Is science sometimes in danger of getting tunnel vision? Recently published ebook author, Ian Miller, looks at other possible theories arising from data that we think we understand. Can looking problems in a different light give scientists a different perspective?

Rocky Planet Formation

There was a recent comment to one of my posts regarding the formation of rocky planets, so I thought I should outline how I think the rocky planets formed, and why. The standard theory involves only physical forces, and is that dust accreted to planetesimals, then these collided, eventually to form embryos (Mars-sized bodies), then these collided to form planets. First, why do I think that is wrong? For me, it is difficult to see how the planetesimals form by simple collision of dust, and it is even harder to see how they stay together. One route might be through melting due to radioactivity, but if that is the case, one would need very recently formed supernova debris to get sufficient radioactivity. Then, as the objects get bigger, collisions will have greater relative velocities, which means much greater kinetic energy in impacts, and because everything is further apart, collisions become less probable and everything takes too long. The models of Moon formation generally lead to the conclusion that such massive impacts lead to a massive loss of material.
 
The difference between the standard theory and mine is that I think chemistry is involved. There are two stages involved for rocky planets. The first is during the accretion of the star, and near the star, temperatures are raised significantly.

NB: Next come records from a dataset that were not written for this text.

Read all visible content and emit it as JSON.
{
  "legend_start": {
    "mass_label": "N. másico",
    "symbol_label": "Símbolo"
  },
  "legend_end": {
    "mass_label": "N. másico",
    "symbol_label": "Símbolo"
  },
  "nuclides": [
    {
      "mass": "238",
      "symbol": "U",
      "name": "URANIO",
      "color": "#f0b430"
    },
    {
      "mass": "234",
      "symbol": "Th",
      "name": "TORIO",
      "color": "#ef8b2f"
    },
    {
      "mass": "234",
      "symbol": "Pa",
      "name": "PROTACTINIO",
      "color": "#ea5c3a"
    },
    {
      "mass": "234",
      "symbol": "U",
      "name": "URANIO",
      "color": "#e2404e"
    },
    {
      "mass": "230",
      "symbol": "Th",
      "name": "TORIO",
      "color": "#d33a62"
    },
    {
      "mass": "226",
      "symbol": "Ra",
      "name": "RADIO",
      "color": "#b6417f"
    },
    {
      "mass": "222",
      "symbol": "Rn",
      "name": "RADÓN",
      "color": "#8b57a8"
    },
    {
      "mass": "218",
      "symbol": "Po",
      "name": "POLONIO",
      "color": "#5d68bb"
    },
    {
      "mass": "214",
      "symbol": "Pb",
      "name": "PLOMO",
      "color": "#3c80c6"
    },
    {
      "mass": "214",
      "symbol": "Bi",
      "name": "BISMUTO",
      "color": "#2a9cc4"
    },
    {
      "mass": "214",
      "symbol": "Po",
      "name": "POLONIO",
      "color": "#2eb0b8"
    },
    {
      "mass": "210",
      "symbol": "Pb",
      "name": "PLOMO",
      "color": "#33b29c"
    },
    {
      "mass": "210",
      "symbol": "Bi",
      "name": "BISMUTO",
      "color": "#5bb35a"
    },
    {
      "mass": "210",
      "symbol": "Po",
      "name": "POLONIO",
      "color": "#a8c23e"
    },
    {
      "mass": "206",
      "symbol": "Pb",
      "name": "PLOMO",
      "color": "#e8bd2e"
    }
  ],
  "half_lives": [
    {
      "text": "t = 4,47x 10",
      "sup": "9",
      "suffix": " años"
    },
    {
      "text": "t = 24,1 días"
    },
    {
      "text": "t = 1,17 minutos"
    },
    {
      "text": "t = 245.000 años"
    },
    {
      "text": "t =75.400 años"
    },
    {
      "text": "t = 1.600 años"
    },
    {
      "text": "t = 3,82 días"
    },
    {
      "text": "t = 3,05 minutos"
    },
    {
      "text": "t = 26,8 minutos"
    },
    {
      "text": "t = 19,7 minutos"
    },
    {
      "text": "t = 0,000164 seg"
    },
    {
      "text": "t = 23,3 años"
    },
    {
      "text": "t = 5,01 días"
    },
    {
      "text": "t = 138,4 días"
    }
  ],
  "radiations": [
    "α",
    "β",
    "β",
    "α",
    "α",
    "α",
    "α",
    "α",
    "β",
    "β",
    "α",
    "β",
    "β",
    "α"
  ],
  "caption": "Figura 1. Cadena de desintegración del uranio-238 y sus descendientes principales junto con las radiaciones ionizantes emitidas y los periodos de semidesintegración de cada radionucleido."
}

Once temperatures reach greater than 1200 oC, some silicates become semi-molten and sticky, and this leads to the accretion of lumps. By 1538 oC, iron melts, and hence lumps of iron-bodies form, while around 1500 – 1600 oC. calcium aluminosilicates form separate molten phases, although about 1300 oC a calcium silicate forms a separate phase. (The separation of phases is enhanced by polymerization.) Material at 1 A. U., say, reaches about 1550 - 1600 oC, while near Mars it reaches something like 1300 oC. Of particular relevance are the calcium aluminosilicates, as these form a range of materials that act as hydraulic cements. Also, the closer the material gets to the star, the hotter and more concentrated it gets, so bigger lumps of material form. One possibility is that Mercury is in fact essentially formed from one such accreted lump that scavenged up local lumps. Another important feature is that within this temperature range, significant other chemistry occurred, e.g. the formation of carbides, carbon, nitrides, cyanides, cyanamides, silicides, phosphides, etc.
 
When the disk cooled down, collisions between bodies formed dust, while some bodies would come together. Dust would form preferentially from the more brittle solids, which would tend to be the aluminosilicates, and when such dust accreted onto other bodies, water from the now cool disk would set the cement and make a solid body that would grow by simply accreting more dust and small bodies. Because there is a gradual movement of dust and gas towards the star, there would be a steady supply of such feed, and the bodies would grow at a rate proportional to their cross-section. Eventually, the bodies would be big enough to gravitationally attract other larger bodies, however the important point is that provided initiation is difficult, runaway growth of one body in a zone would predominate. Earth grows to be the biggest because it is in the zone most suitable for forming and setting cement, and because the iron bodies are eminently suitable for forming dust. The atmosphere and biochemical precursors form because the water of accretion reacts within the planet to form a range of chemicals from the nitrides, phosphides, carbides, etc. What is relevant here is high-pressure organic chemistry, which again is somewhat under-studied.
 
Am I right? The more detailed account, including a major literature review, took just under a quarter of a million words in the ebook, and the last chapter contains over 80 predictions, most of which are very difficult to do. Nevertheless, an encouraging sign is that the debris of a minor rocky planet around a white dwarf (what remains of an F or A type star) shows the presence of considerable amounts of water. Such water is (in my opinion) best explained by the water being involved in the initial accretion of the body, because it is extremely unlikely that such an amount of water could arrive on a minor rocky planet by collision of chondrites because the gravity of the minor planet is unlikely to be enough to hold such water. Thus this is strongly supportive of my mechanism, and it is rather difficult to see how this arose through the standard theory.